Allá llegó nuestro Palafox. Durante diez años desempeñó la cura de almas y el ejercicio del poder político. El Diccionario Biográfico de la Real Academia de la Historia resume sus cargos: «Visitador de los ministros y tribunales de Nueva España; juez de residencia de dos virreyes; gobernador y capitán general; presidente de la Real Audiencia Civil y Criminal; visitador de la Universidad de México y del Tribunal de Cuentas», y añade: «Nadie, antes ni después, ostentó juntos (tota simul) tantos honores ni encomiendas». No temió imponer la disciplina ni reformar las costumbres. Se enfrentó con las órdenes más poderosas de su tiempo (franciscanos, dominicos, agustinos) y se atrevió incluso con la mismísima Compañía de Jesús. Tuvo en contra hasta la Inquisición mexicana. Eran demasiados enemigos. Palafox cayó en desgracia y hubo de regresar a España.

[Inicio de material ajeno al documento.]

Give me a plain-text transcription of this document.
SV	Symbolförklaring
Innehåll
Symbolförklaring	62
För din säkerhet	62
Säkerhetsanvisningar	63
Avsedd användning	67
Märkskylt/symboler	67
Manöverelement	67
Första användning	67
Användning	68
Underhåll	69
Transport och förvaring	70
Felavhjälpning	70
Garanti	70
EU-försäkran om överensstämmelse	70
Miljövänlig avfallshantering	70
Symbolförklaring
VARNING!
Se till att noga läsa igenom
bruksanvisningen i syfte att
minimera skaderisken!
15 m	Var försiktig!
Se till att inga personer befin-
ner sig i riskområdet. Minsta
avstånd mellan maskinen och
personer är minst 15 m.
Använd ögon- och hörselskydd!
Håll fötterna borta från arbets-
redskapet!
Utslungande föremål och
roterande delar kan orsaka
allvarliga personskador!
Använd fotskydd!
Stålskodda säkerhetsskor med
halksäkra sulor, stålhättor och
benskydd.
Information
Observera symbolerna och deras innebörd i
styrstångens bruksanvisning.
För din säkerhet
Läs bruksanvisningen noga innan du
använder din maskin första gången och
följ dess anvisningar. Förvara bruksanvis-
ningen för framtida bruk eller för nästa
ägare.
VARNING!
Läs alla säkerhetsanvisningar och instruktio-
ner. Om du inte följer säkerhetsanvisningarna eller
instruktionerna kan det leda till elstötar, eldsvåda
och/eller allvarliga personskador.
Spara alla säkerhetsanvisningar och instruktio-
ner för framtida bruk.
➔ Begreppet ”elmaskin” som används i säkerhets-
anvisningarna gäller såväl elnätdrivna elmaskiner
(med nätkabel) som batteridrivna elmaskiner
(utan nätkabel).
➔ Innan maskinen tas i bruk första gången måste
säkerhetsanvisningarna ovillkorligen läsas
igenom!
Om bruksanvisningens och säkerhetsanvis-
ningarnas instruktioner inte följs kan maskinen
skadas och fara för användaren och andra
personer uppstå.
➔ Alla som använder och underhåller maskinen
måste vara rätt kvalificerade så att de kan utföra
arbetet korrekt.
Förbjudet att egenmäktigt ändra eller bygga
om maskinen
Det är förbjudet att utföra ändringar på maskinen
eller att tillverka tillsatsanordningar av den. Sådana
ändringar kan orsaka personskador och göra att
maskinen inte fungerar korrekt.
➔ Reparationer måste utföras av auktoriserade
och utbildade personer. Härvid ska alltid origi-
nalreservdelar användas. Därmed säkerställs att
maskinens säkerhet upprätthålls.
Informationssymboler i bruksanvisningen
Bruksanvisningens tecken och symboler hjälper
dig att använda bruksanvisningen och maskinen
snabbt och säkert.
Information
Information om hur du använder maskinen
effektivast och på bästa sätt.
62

Sin embargo, su obra cultural quedó en México y aún nos asombra: ordenó la construcción del Seminario de San Juan y la de los colegios de San Pedro y de San Pablo. A este último le donó su biblioteca personal, de más de 5.000 volúmenes, que se conserva hoy con el nombre de Biblioteca Palafoxiana. Erigió más de 50 templos parroquiales. Renovó los estatutos de la Universidad de México. Apoyó el establecimiento de la imprenta en Puebla y fue, en general, un generoso mecenas de las artes y las letras. Se hace inevitable recordar que el primer incunable español también vio la luz gracias a un obispo.
La historia de América resulta incomprensible sin la labor de la Iglesia. Desde las misiones jesuíticas hasta los sonetos de sor Juana Inés de la Cruz; desde La púrpura de la rosa, a partir del libreto del sacerdote Pedro Calderón de la Barca —sí, sí, el de La vida es sueño— hasta la obra colosal de fray Bernardino de Sahagún, precursor de la antropología y estudioso del náhuatl, América es lo que es gracias a la Iglesia. Los intentos de reavivar la leyenda negra son peores que una mentira: son una injusticia.
Pero no nos entristezcamos: Cristo ha vencido al mundo y su Iglesia sigue viva hoy no solo entre los muros de las bibliotecas, las universidades y los colegios, sino en las oraciones que cada día elevan millones de americanos, en la memoria de los santos que dio el continente —ahí están nada menos que san Juan Diego Cuauhtlatoatzin (1474-1548) y santa Rosa de Lima (1586-1617)— y en la fe de unos pueblos, los pueblos americanos, que ha resultado ser más sólida y más firme que todas las ideologías totalitarias que han tratado de acabar con ella.
No debió de hacerlo tan mal, en fin, nuestro Juan de Palafox. En 2011, de hecho, fue beatificado en la catedral de El Burgo de Osma.